Críticas Literárias
15/08/2017

A leitura é um dos mais importantes pilares para a formação crítica. Por isso, é importante saber o que os alunos estão lendo e se atentar ao entendimento e a opinião deles sobre clássicos da literatura. As alunas Camila Celes, da 3M1, e Maria Eduarda Guedes, também da 3M1, fizeram resenhas dos livros “Vidas Secas” e “A hora da Estrela”. Leia abaixo um pouco da produção dos nossos alunos!

 

A hora da Estrela, Clarice Lispector

Por Maria Eduarda Guedes
A Hora da Estrela é mais uma das pérolas de Clarice Lispector, um dos maiores nomes da literatura brasileira. Clarice, conhecida pela sua irreverência no modo de contar histórias, tem como pilar neste romance a metalinguagem. O romance se divide em três planos: o do criador, Rodrigo S. M.; o da mente de Macabéa, a estrela do livro; o das nuances do mundo real à sua volta. Clarice decompõe desde o ato de escrever e as angústias do autor até a mente confusa de Macabéa. Também decompõe o modo como Rodrigo lida com sua criação. O romance é um grito, como o próprio Rodrigo define, contra as violências simbólicas que Macabéa enfrentou e que a fizeram apenas sobreviver, sem entender que estava efetivamente viva. Não é um livro que trata de grandes emoções ou de grandes aventuras, mas sim dos silêncios, cheios de tudo o que poderia ter sido e não foi.

O livro não se divide em capítulos e propõe uma imersão na psiquê de Macabéa e, consequentemente, na de Rodrigo, uma vez que Macabéa é um fruto da imaginação deste. Apresenta tempo psicológico e, à medida que a história avança, mais o leitor  fica a par da letargia profunda em que Macabéa se encontra e do mundo alienado do qual ela não sabe participar, como uma progressão psicológica. Além disso, a narrativa se desenrola através do aprofundamento de epifanias do escritor, por exemplo: “ … um meio de obter é não procurar…”, que Rodrigo desenvolve e problematiza na vida de Macabéa.  O foco narrativo é de narrador – personagem e também de observador: o escritor se manifesta no seu plano da narrativa, mas, apesar de criar, não está inserido na vida de Macabéa, criando um paralelo entre observar e existir.

Em suma,  A hora da estrela é um romance de reflexão da vida cotidiana, que revela os pequenos silêncios a que – assim como Macabéa – todos estamos submetidos, e que não são facilmente identificados, são apenas assimilados. É uma crítica à sociedade do espetáculo, que enxerga apenas o que deseja e ignora as pequenas tragédias, como a vida de Macabéa.

 

Vidas Secas, Graciliano Ramos

Por Camila Celes

Vidas secas narra a história de uma família de retirantes do sertão nordestino.

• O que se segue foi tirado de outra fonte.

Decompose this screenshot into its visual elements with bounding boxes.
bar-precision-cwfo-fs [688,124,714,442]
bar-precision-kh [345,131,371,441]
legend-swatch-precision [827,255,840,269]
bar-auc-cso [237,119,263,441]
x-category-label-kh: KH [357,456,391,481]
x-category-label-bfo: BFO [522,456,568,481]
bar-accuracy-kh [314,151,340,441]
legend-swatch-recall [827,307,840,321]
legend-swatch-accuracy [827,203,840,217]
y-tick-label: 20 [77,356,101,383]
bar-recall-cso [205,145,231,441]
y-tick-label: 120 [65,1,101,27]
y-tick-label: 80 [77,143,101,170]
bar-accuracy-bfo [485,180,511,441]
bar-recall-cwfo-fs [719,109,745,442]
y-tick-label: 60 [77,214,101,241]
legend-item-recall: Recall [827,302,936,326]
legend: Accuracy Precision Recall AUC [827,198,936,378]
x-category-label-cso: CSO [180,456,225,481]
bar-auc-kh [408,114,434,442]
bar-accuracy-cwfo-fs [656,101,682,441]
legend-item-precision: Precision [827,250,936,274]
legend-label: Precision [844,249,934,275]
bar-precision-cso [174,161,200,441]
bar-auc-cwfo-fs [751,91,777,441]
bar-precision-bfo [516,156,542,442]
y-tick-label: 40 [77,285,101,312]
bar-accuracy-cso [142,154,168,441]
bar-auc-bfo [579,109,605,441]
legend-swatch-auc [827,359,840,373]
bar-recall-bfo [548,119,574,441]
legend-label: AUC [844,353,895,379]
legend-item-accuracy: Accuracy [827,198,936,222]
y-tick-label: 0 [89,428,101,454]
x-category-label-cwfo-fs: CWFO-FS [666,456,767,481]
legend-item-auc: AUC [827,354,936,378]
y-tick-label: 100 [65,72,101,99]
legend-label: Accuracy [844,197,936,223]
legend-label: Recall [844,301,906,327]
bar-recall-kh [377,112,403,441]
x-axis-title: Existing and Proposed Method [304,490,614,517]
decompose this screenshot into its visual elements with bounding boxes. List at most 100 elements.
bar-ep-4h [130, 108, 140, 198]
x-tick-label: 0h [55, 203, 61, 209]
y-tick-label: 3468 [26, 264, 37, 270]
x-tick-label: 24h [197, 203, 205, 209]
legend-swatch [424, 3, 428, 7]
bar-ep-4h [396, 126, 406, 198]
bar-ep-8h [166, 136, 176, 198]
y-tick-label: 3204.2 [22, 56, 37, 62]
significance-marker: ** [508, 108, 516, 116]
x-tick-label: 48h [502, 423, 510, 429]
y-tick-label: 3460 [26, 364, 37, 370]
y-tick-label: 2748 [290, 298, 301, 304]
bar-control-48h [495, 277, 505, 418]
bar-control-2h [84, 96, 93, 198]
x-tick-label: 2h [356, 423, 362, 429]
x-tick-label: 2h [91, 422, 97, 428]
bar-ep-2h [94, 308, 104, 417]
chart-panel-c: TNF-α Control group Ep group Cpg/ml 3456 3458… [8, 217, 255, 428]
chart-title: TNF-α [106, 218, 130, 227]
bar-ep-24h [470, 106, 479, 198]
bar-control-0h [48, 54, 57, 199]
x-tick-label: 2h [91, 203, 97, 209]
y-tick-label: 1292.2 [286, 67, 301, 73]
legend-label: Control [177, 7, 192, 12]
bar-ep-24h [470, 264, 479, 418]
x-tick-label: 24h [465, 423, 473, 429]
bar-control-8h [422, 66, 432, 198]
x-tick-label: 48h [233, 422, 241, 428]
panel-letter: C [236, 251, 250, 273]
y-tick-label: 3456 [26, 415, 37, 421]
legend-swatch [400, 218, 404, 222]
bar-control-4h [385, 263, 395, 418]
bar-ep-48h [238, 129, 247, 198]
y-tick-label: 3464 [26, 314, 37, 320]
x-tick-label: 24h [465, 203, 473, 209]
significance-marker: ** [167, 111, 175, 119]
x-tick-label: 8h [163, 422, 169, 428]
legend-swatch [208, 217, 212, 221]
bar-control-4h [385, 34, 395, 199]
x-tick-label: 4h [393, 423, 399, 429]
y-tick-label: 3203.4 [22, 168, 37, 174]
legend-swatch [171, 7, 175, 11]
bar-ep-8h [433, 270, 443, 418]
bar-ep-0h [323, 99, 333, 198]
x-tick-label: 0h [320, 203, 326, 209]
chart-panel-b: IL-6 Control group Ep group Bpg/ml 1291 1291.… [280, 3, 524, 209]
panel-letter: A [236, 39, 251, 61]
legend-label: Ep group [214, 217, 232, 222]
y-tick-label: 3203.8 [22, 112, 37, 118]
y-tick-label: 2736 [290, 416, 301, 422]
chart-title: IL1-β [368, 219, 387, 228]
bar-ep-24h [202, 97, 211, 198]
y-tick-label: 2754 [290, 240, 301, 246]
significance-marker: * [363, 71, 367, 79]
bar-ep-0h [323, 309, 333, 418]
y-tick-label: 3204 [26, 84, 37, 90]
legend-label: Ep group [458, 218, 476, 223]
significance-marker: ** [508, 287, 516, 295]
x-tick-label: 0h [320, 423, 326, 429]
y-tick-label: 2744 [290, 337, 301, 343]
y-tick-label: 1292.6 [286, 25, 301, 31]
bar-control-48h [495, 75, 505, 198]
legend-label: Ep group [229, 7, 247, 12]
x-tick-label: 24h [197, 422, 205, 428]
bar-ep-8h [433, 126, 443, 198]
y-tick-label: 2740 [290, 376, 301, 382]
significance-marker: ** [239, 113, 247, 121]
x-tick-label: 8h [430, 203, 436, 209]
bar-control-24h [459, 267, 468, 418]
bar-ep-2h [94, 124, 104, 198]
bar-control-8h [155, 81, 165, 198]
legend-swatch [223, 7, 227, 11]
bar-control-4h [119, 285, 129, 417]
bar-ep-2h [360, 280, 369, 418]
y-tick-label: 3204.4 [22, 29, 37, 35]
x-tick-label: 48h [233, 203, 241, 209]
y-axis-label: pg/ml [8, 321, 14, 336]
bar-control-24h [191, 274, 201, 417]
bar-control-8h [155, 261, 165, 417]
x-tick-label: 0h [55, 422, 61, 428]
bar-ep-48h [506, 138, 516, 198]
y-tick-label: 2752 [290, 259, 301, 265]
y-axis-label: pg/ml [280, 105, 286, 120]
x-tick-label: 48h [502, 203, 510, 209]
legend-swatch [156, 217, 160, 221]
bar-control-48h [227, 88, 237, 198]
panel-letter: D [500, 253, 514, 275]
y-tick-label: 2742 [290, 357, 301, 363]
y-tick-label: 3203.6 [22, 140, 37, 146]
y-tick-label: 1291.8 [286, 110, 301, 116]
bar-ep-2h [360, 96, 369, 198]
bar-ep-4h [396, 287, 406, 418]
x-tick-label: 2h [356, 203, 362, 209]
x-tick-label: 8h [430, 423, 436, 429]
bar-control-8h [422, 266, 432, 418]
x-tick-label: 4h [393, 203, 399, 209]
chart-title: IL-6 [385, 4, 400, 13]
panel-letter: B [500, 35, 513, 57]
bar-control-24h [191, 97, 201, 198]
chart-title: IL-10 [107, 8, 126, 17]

Desafiados pela escassez de água, Fabiano, sinhá Vitória e seus dois filhos, acompanhados de Baleia, a cadela, lutam por uma mera sobrevivência. Os personagens iniciam sua trajetória migrando e a terminam de igual maneira, um ciclo sem fim da busca por apenas o suficiente, realidade tão concreta para milhares de brasileiros.

Graciliano Ramos, nessa obra modernista de denúncia social muito forte, traz à tona a falta: de água, de moradia e de humanidade. Para a família, tudo é vazio. A ideia de vácuo é tratada pela filosofia japonesa como sinônimo de espiritualidade e de habilidade de pensar e  de se comunicar, em Vidas secas, contudo, o vácuo não ultrapassa o sentido literal da palavra. Assim, a secura do ambiente transpõe o meio físico e atinge o cognitivo e o caráter da família. Incapazes até mesmo de se comunicar com eficiência, os humanos da história são tratados como animais. “Você é bicho, Fabiano,” repete o pai, cujo maior sonho é conseguir ser capaz de articular seus pensamentos a fim de ser tratado da maneira que reconhece como digna. Injustiçados, famintos e sozinhos. Certamente frustrados com a situação, porém não humanos o suficiente para deixar isso claro.

Nessa perspectiva, a seca adquire um caráter quase divino, omnipotente e omnipresente na história. Ela define tudo e está em tudo. Terras secas, pessoas secas, vidas secas. A partir dessa ideia, é construído um enredo agonizante para quem o lê. Tal agonia é gerada pela consciência de que, apesar de a família de Fabiano e sinhá Vitória ser fictícia, sua história é real. Para os leitores contemporâneos, a angústia se faz ainda maior pela percepção de que aquilo que é  retratado como algo que deveria ser eliminado com prontidão em 1938 se revela até hoje como um problema a ser resolvido.